"Someone posted this on my business page today and it's so true..."
She is right.
It is awful. There isn't a word to describe it. The pain at times is unbearable and I want to scream at the top of my lungs and ask God, "WHY AM I NOT STILL PREGNANT WITH MY SWEET LITTLE GIRL?? WHY CAN'T SHE GROW UP WITH HER SISTER? WHY CAN'T SHE HAVE A 1ST BIRTHDAY PARTY? OR GET MARRIED? WHY? WHY? WHY? When I get like this I start praying right away and ask God to bring me peace at that moment...because if he doesn't I'm afraid the pain will overtake me and my body can't handle how strong the pain is.
And then, just like that he does. I feel...peace.
I had heard the above passage before Hadley passed away. I think it was on the radio and a parent had called in to KLTY and talked about losing their child. A parent that loses a child doesn't have a name. I even mentioned this the other night when I was talking to my friend Sarah on the phone, before I read Kellie's blog.

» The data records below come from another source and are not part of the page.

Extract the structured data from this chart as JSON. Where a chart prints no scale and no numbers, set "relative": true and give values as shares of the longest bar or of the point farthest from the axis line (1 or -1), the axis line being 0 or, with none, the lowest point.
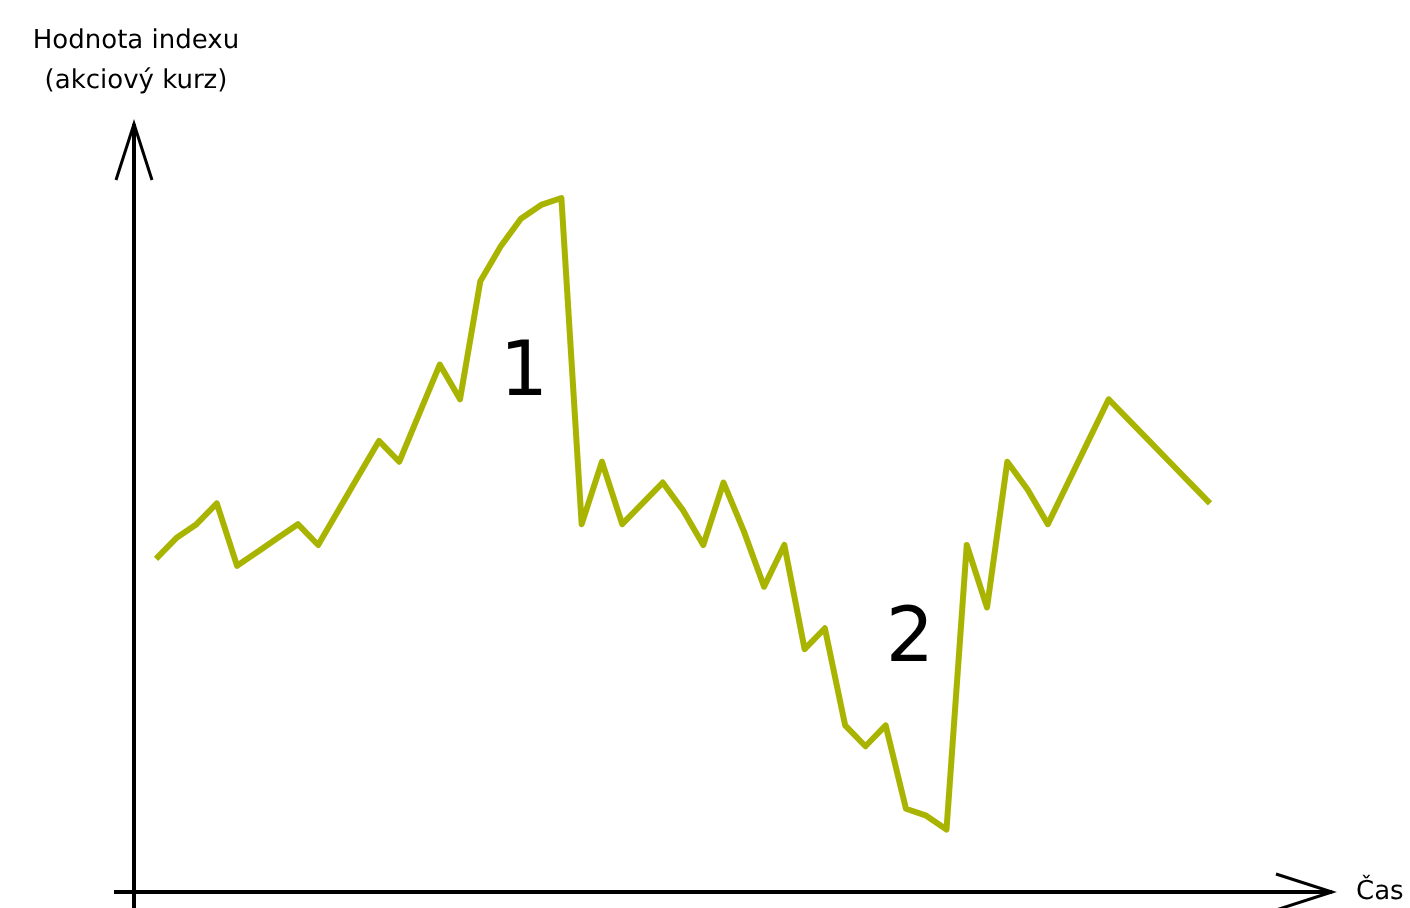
{
  "chart_data": {
    "type": "line",
    "relative": true,
    "ylabel": "Hodnota indexu\n(akciový kurz)",
    "categories": [
      null,
      null,
      null,
      null,
      null,
      null,
      null,
      null,
      null,
      null,
      null,
      null,
      null,
      null,
      null,
      null,
      null,
      null,
      null,
      null,
      null,
      null,
      null,
      null,
      null,
      null,
      null,
      null,
      null,
      null,
      null,
      null,
      null,
      null,
      null,
      null,
      null,
      null,
      null,
      null,
      null,
      null,
      null,
      null,
      null,
      null,
      null,
      null,
      null,
      null,
      null,
      null,
      null
    ],
    "series": [
      {
        "color": "#a8b400",
        "values": [
          0.48,
          0.51,
          0.53,
          0.56,
          0.47,
          0.49,
          0.51,
          0.53,
          0.5,
          0.55,
          0.6,
          0.65,
          0.62,
          0.69,
          0.76,
          0.71,
          0.88,
          0.93,
          0.97,
          0.99,
          1,
          0.53,
          0.62,
          0.53,
          0.56,
          0.59,
          0.55,
          0.5,
          0.59,
          0.52,
          0.44,
          0.5,
          0.35,
          0.38,
          0.24,
          0.21,
          0.24,
          0.12,
          0.11,
          0.09,
          0.5,
          0.41,
          0.62,
          0.58,
          0.53,
          0.59,
          0.65,
          0.71,
          0.68,
          0.65,
          0.62,
          0.59,
          0.56
        ]
      }
    ],
    "annotations": [
      "1",
      "2",
      "Čas"
    ],
    "marker": "none",
    "line_style": "solid"
  }
}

I've decided I don't really like this. A parent that loses a child doesn't have a name??
I have many names...even after this.
My name is....
Friend
Teacher
Cousin
Niece
Granddaughter
Sister
Daughter
Daniel's Wife
Briley's Mommy
Hadley's Mommy
Do you know what my most important and treasured name is?
Believer.
Yes, we lost our Hadley. It is definitely not what I saw happening in my life. Ever. But my name is Believer and I will continue to believe, trust, and follow Him.
I'm almost finished with the book, I Will Carry You, by Angie Smith, that I talked about here
a couple days ago. Here is one scripture she quotes that has stood out to me this week.
"Therefore we do not lose heart. Though outwardly we are wasting away, yet inwardly we are being renewed day by day. For our light and momentary troubles are achieving for us an eternal glory that far outweighs them all. So we fix our eyes not on what is seen, but on what is unseen, since what is seen is temporary, but what is unseen is eternal." 2 Corinthians 4:16-18.
I love this passage. I'm rephrasing it for my life right now...
At times I feel like I can't bear the pain anymore, and then you bring me peace.
I know that this painful season in my life is worth everything that I will be a part of in the end.
I'm not going to focus on that Hadley is not here with me, but instead on BELIEVING and trusting in the eternal life you have waiting for me when I come home to her...and you.
I do have a name after the loss of my baby...and it's because of Him that I do.
Have a wonderful week of BELIEVING in him and who you are!!
In Christ's Love,
2 comments:
Melissa--I'm so glad you're sharing your journey as you heal. You are being a light during a time in your life when most people would say it was OK to turn your back. I'm proud to call you my co-worker, Gracie Claire's teacher, friend, and most of all, sister in Christ. Can't wait for you to introduce Hadley to me one day in Heaven. Love you!
I found your blog through Ms. M's blog and I had to comment.
I am so sorry for the loss of your sweet baby girl, Hadley. I, too, am in the club of those without a name - no widow, no orphan.
We just passed the 9 year mark since our son was born still.
I, too, also really enjoyed Angie's book. She and Todd are amazing witnesses and baby Audrey is surely amazing.